Castiel Wickham, District Eleven
An Arena like this was designed to drive people mad. Many of us already were. The Games wore at people's psyches even in the "best" of situations but I'd seen people genuinely lose their minds since this Games began. Zetan had just slowly emptied out. At first it was nightmares. Then he couldn't sleep at all. He started to see things, more than the horrible things that really were with us. And then he wandered off one day and never came back. We saw him in the sky the next night. The recap didn't show his death. I never knew what happened to him.
In a weird way I was perfect for an Arena like this. I'd always believed there was evil in the world. Just because I couldn't see the demons didn't mean they weren't out there doing their work. I was prepared for the idea of totally evil beings with nightmare faces. The fact that I knew they were just Gamemaker facsimiles helped even more. I knew there were real demons in the world and that made the mutts look laughable. They weren't any worse than the usual sharks and bears.
There was something the Gamemakers hadn't prepared for when they made this graveyard Arena. They didn't understand that death wasn't terrifying for everyone. I wasn't in any hurry to die but I didn't dread it. It had no sting for me. I'd be getting out of this broken world into something I'd waited for… all my life. As I walked between rows of headstones I felt serenity. I'd never in my life been free to display the most important thing in my life. The Gamemakers had decorated the cemetery in pre-Dark Days fashion, trying to play it up as an ancient haunted location. That meant many of the headstones were shaped like crosses. Their attempt to make the place scarier left me feeling closer to God than I'd ever felt in my life.
Speaking of religion, coming back to play a second time could have been quite the conundrum for me. Going to Heaven is a one-way trip. There's no way some Gamemaker could drag me back down. The only precedent I had was Saul and the witch of Endor and I'd always thought that was a special thing God allowed that one time. The only answer I could think of was that he'd known beforehand I was coming back and had held my soul in some sort of limbo until I did. I wasn't really sure, honestly. I'd have to ask him when I finally got there.
It was almost like a spiritual retreat, being among the graves and silently communing with God. Kerry had died in the Bloodbath and Vextrix had died after we were separated by a group of zombies. I suspected it wasn't entirely against her will. The Arena devastated most of us. It smashed the record- percentage, not just number of Tributes- for self-inflicted violence. It was horrible losing my allies but it only sent me running faster into God's embrace. He was the only thing in the tumultuous and cruel world I could rely on.

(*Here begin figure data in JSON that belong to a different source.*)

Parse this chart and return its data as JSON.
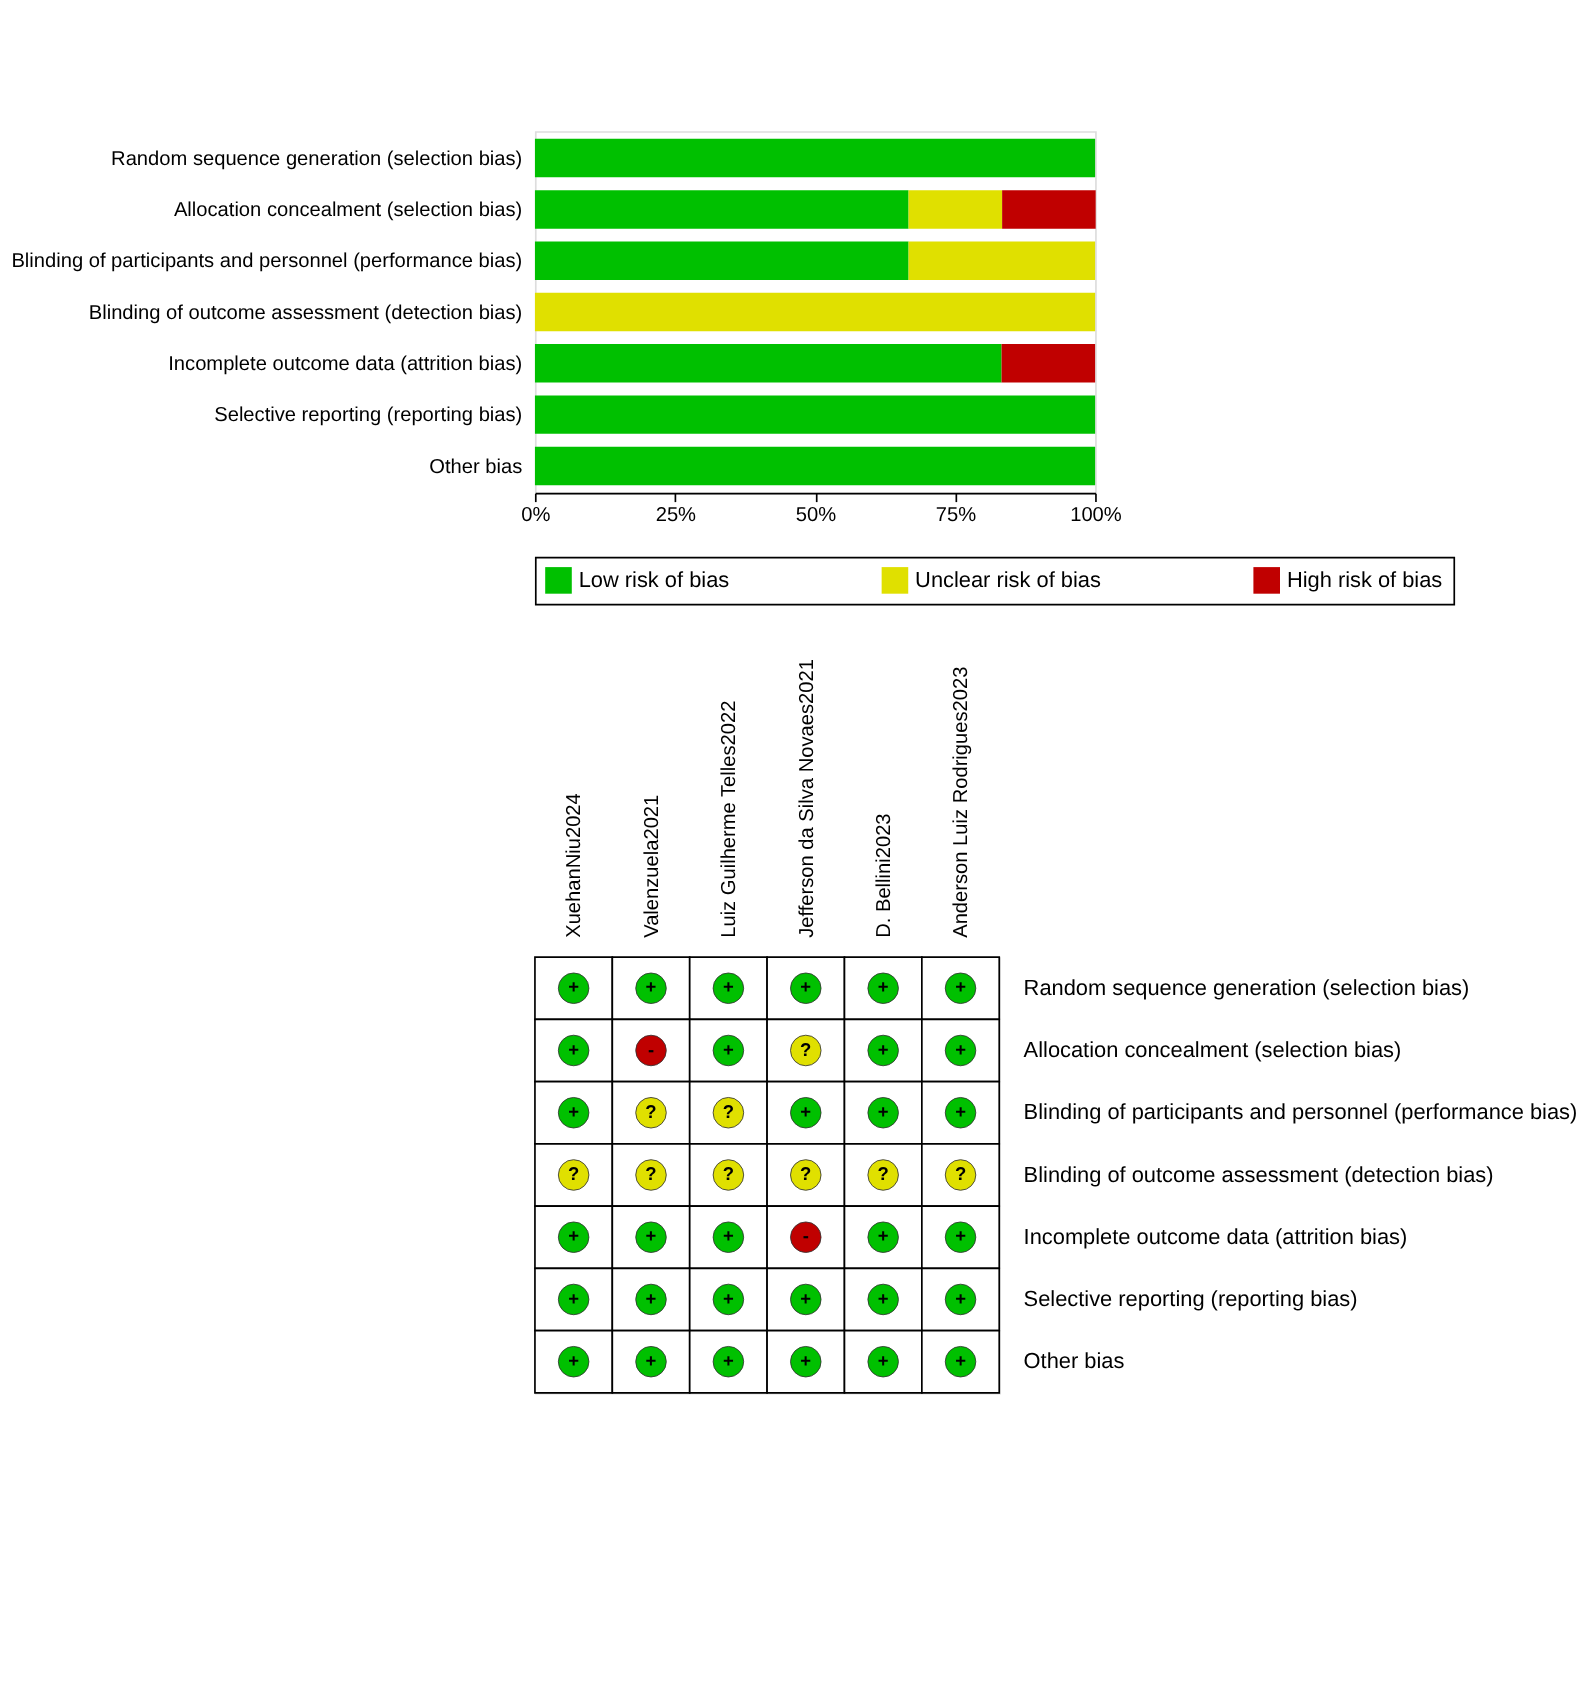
{
  "chart_data": [
    {
      "type": "bar",
      "orientation": "horizontal",
      "stacked": true,
      "categories": [
        "Random sequence generation (selection bias)",
        "Allocation concealment (selection bias)",
        "Blinding of participants and personnel (performance bias)",
        "Blinding of outcome assessment (detection bias)",
        "Incomplete outcome data (attrition bias)",
        "Selective reporting (reporting bias)",
        "Other bias"
      ],
      "series": [
        {
          "name": "Low risk of bias",
          "color": "#00c000",
          "values": [
            100,
            66.7,
            66.7,
            0,
            83.3,
            100,
            100
          ]
        },
        {
          "name": "Unclear risk of bias",
          "color": "#e0e000",
          "values": [
            0,
            16.7,
            33.3,
            100,
            0,
            0,
            0
          ]
        },
        {
          "name": "High risk of bias",
          "color": "#c00000",
          "values": [
            0,
            16.7,
            0,
            0,
            16.7,
            0,
            0
          ]
        }
      ],
      "xlim": [
        0,
        100
      ],
      "xticks": [
        {
          "value": 0,
          "label": "0%"
        },
        {
          "value": 25,
          "label": "25%"
        },
        {
          "value": 50,
          "label": "50%"
        },
        {
          "value": 75,
          "label": "75%"
        },
        {
          "value": 100,
          "label": "100%"
        }
      ],
      "legend": "bottom",
      "grid": false
    },
    {
      "type": "heatmap",
      "categories": [
        "XuehanNiu2024",
        "Valenzuela2021",
        "Luiz Guilherme Telles2022",
        "Jefferson da Silva Novaes2021",
        "D. Bellini2023",
        "Anderson Luiz Rodrigues2023"
      ],
      "y_categories": [
        "Random sequence generation (selection bias)",
        "Allocation concealment (selection bias)",
        "Blinding of participants and personnel (performance bias)",
        "Blinding of outcome assessment (detection bias)",
        "Incomplete outcome data (attrition bias)",
        "Selective reporting (reporting bias)",
        "Other bias"
      ],
      "cells": [
        [
          "+",
          "+",
          "+",
          "+",
          "+",
          "+"
        ],
        [
          "+",
          "-",
          "+",
          "?",
          "+",
          "+"
        ],
        [
          "+",
          "?",
          "?",
          "+",
          "+",
          "+"
        ],
        [
          "?",
          "?",
          "?",
          "?",
          "?",
          "?"
        ],
        [
          "+",
          "+",
          "+",
          "-",
          "+",
          "+"
        ],
        [
          "+",
          "+",
          "+",
          "+",
          "+",
          "+"
        ],
        [
          "+",
          "+",
          "+",
          "+",
          "+",
          "+"
        ]
      ],
      "colors": [
        [
          "#00c000",
          "#00c000",
          "#00c000",
          "#00c000",
          "#00c000",
          "#00c000"
        ],
        [
          "#00c000",
          "#c00000",
          "#00c000",
          "#e0e000",
          "#00c000",
          "#00c000"
        ],
        [
          "#00c000",
          "#e0e000",
          "#e0e000",
          "#00c000",
          "#00c000",
          "#00c000"
        ],
        [
          "#e0e000",
          "#e0e000",
          "#e0e000",
          "#e0e000",
          "#e0e000",
          "#e0e000"
        ],
        [
          "#00c000",
          "#00c000",
          "#00c000",
          "#c00000",
          "#00c000",
          "#00c000"
        ],
        [
          "#00c000",
          "#00c000",
          "#00c000",
          "#00c000",
          "#00c000",
          "#00c000"
        ],
        [
          "#00c000",
          "#00c000",
          "#00c000",
          "#00c000",
          "#00c000",
          "#00c000"
        ]
      ]
    }
  ]
}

Logan came at me fast and hard. I was barely able to get an arm up and protect my head before he hit me. My arm was slick with blood as I wrestled with him, narrowly evading his downward stabs. But only seconds into our fight we were interrupted by a half-human howl. It was funny how I'd never seen a werewolf but knew exactly how one sounded.
I shoved Logan off and ran. It wasn't hard to shove him off since he was jumping off me at the same instant. We ran toward the nearest crypt, Logan falling behind on a slight limp. I reached the crypt a few seconds ahead of him and scrambled onto the roof. I looked out above Logan's head, knowing everything would be decided by whether the monster was bipedal or not. I saw a blurry wolflike form running close to the ground on all fours and knew I had a chance.
Logan reached the crypt a few seconds after me. He jumped at the side but failed to get the needed height between his weak leg and his shorter stature. I had an instant to decide as the wolf barreled up behind him. It was no decision. If Logan killed me afterward I wouldn't regret it. Someone died for me and I was willing to risk my life for someone else.
I reached down and grabbed Logan's arm. He started climbing up the wall with me supporting him. But he was only a few steps up when the mutt hit him. I tried to hold on but it tore him from my hands like I was nothing. I was left grasping air and watching it tear him apart.
I didn't know what was going on when the Anthem started playing. I'd long ago lost count of the Tributes left. I didn't know until that moment that Logan was the last one with me. It wouldn't have made a difference. There were things more important than life.